So it is not irreligious, idle, or superfluous, but in the highest degree wholesome and necessary, for a Christian to know whether of not his will has anything to do in matters pertaining to salvation. Indeed, let me tell you, this is the hinge on which our discussion turns, the crucial issue between us; our aim is, simply, to investigate what ability ‘free-will’ has, in what respect it is the subject of Divine action and how it stands related to the grace of God. If we know nothing of these things, we shall know nothing whatsoever of Christianity, and shall be in worse case than any people on earth…That God’s mercy works everything, and our will works nothing, but is rather the object of Divine working, else all will not be ascribed to God. (The Bondage of the Will, Luther’s Reply to Erasmus)

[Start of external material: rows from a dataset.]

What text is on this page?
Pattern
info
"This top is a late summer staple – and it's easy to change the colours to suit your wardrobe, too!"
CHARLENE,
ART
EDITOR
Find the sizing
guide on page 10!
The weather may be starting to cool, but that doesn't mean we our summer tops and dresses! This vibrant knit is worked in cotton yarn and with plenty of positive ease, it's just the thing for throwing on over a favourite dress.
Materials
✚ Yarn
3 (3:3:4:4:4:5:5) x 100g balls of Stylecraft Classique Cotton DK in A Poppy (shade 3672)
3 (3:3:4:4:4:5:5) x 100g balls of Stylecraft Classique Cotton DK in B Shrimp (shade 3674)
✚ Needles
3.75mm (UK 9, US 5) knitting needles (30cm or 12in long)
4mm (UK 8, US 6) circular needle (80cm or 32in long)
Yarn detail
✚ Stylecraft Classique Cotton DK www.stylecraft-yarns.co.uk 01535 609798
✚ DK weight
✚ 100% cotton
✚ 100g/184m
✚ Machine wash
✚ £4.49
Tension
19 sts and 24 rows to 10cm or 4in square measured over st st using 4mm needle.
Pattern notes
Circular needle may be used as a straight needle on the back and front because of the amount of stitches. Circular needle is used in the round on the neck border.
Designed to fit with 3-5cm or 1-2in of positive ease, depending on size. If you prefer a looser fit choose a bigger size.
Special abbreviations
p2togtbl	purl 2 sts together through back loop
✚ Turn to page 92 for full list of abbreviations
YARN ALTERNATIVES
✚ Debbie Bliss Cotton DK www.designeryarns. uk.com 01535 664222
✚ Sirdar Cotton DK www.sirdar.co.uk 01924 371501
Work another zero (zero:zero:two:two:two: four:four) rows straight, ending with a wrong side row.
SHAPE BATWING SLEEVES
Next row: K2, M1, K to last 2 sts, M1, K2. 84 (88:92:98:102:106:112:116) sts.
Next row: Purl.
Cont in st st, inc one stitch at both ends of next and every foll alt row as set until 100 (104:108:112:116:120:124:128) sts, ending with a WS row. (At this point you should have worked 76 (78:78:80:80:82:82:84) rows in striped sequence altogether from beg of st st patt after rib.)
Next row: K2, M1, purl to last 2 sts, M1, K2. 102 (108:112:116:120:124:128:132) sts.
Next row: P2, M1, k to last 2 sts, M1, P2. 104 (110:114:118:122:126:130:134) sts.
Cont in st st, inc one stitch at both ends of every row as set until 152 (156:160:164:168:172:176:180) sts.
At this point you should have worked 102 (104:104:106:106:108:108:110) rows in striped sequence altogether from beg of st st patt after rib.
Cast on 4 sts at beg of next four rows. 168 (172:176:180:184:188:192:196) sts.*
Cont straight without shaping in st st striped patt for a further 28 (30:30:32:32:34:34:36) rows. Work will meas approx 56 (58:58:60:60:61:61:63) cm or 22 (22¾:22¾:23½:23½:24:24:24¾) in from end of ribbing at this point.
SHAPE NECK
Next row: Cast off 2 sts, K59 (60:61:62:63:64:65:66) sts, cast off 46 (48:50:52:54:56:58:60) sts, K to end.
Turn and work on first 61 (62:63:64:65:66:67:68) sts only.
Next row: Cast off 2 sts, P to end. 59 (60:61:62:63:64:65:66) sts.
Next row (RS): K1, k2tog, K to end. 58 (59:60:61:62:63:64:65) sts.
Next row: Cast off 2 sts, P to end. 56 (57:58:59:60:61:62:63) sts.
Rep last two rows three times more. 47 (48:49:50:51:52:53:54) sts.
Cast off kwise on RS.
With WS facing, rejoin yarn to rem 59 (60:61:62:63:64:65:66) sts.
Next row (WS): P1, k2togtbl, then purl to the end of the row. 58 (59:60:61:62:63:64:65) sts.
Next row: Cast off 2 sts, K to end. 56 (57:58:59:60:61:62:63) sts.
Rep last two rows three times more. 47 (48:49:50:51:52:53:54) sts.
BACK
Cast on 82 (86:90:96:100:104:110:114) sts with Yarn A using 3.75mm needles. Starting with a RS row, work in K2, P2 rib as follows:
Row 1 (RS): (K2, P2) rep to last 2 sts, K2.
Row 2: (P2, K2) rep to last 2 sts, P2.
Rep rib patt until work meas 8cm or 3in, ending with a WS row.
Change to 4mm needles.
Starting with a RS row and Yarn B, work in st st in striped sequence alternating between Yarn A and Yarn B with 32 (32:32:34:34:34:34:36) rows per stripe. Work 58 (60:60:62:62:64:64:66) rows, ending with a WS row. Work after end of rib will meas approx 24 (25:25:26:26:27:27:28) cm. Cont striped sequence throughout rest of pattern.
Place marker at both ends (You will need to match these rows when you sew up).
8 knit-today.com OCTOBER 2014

As we are working through some of the thoughts of Luther’s magisterial The Bondage of the Will we can see how it collides with a lot of modern thinking on justification and the way of salvation. That should not surprise us at all. The Reformation had a lot of religious tradition to break away from and much of that was the use of words and concepts that surrounded and blinded people to the truth. The same thing is true today. People use the same words as the pioneer Reformers did and yet those are being used to blind people to what the Reformers really taught. We must hasten to add that as the Reformers looked back to Augustine so we look back to the Reformers. They are used to help us look at what Scripture actually teaches. In Luther’s book he uses Scripture after Scripture to get at his points. Many of those will be looked at later on, but for the moment we are setting out some of the vital issues. Sometimes it is helpful to set out helpful issues that have arisen in history over how to look at what Scripture says on certain teachings. The battle for the Gospel was not over at the Reformation, but it has to be fought for several times each generation. The Gospel is virtually lost in America if the Gospel spoken of is what the pioneer Reformers actually taught and preached during the Reformation. That is a shocking statement, but it should not surprise anyone when a nation is spiraling downward at a rapid pace to think that the gospel (majority) that has been taught in it for decades and even close to two centuries has been removed from what the Reformation taught.
The difference between a faith that a so-called “free-will” comes up with versus the faith that God gives and then uses to save sinners is quite different. We are no friends to sinners if we do not teach them to look to God for faith rather than themselves. We are no friends to sinners if we do not teach them to look to grace rather than what their own wills can do. We are no friends to God if we teach people a way of salvation that is apart from His work of grace alone. We are no friends of God if we teach that his instrument of salvation (faith) is actually what human beings should use to apply grace to themselves. It is a different gospel. This point is at the heart of Luther’s book and the Gospel of the Reformation. It is also at the heart of the biblical Gospel which is what is truly important. The Gospel as preached by the Reformers is only important to the degree it is biblical.
Romans 8 is crystal clear that there is nothing a fleshly person can do to please God: “Because the mind set on the flesh is hostile toward God; for it does not subject itself to the law of God, for it is not even able to do so, 8 and those who are in the flesh cannot please God.” Can language be any clearer” In light of Romans 8:7-8 and then the Gospel and the enslaved will, can a fleshly will that is free (free from the grace of God) make a choice that God responds by saving it? Isn’t that the claim of the Pelagian which says that we can will good that comes from ourselves and is not from the internal work of God? This is a tough issues, but we cannot get away from Pelagian teaching of the will no matter what we do as long as we try to hang on to the un-biblical teaching of free-will.
We could even go a step down the road and say that there are only two views of the Gospel. There is the view of the enslaved will as taught by Scripture and the Reformers that must have the soul and the will saved by a grace procured and a grace applied by grace. The other view, regardless of what people call it, is simply a version of Pelagianism which teaches that the will is free and can make choices that are pleasing to God in some way. This is what Arminianism teaches which is why some refer to Arminianism as semi-Pelagianism. But even more frightening, many professing Reformed people seem to hold that view or at least are quite willing to hold hands as if there is no real difference with those who do hold that view. Machen wrote his book in the 1920’s or 30’s on Christianity and Liberalism to show that liberalism was not Christianity. Perhaps a book needs to be written today on other things that are not Christian. If Luther was right about the importance of this teaching on the will, that should be at the top of the list. The teaching of Scripture and Luther on the enslaved will and the Gospel of grace alone hits hard. Let us not water it down and make the gate wider than Christ said it was and is.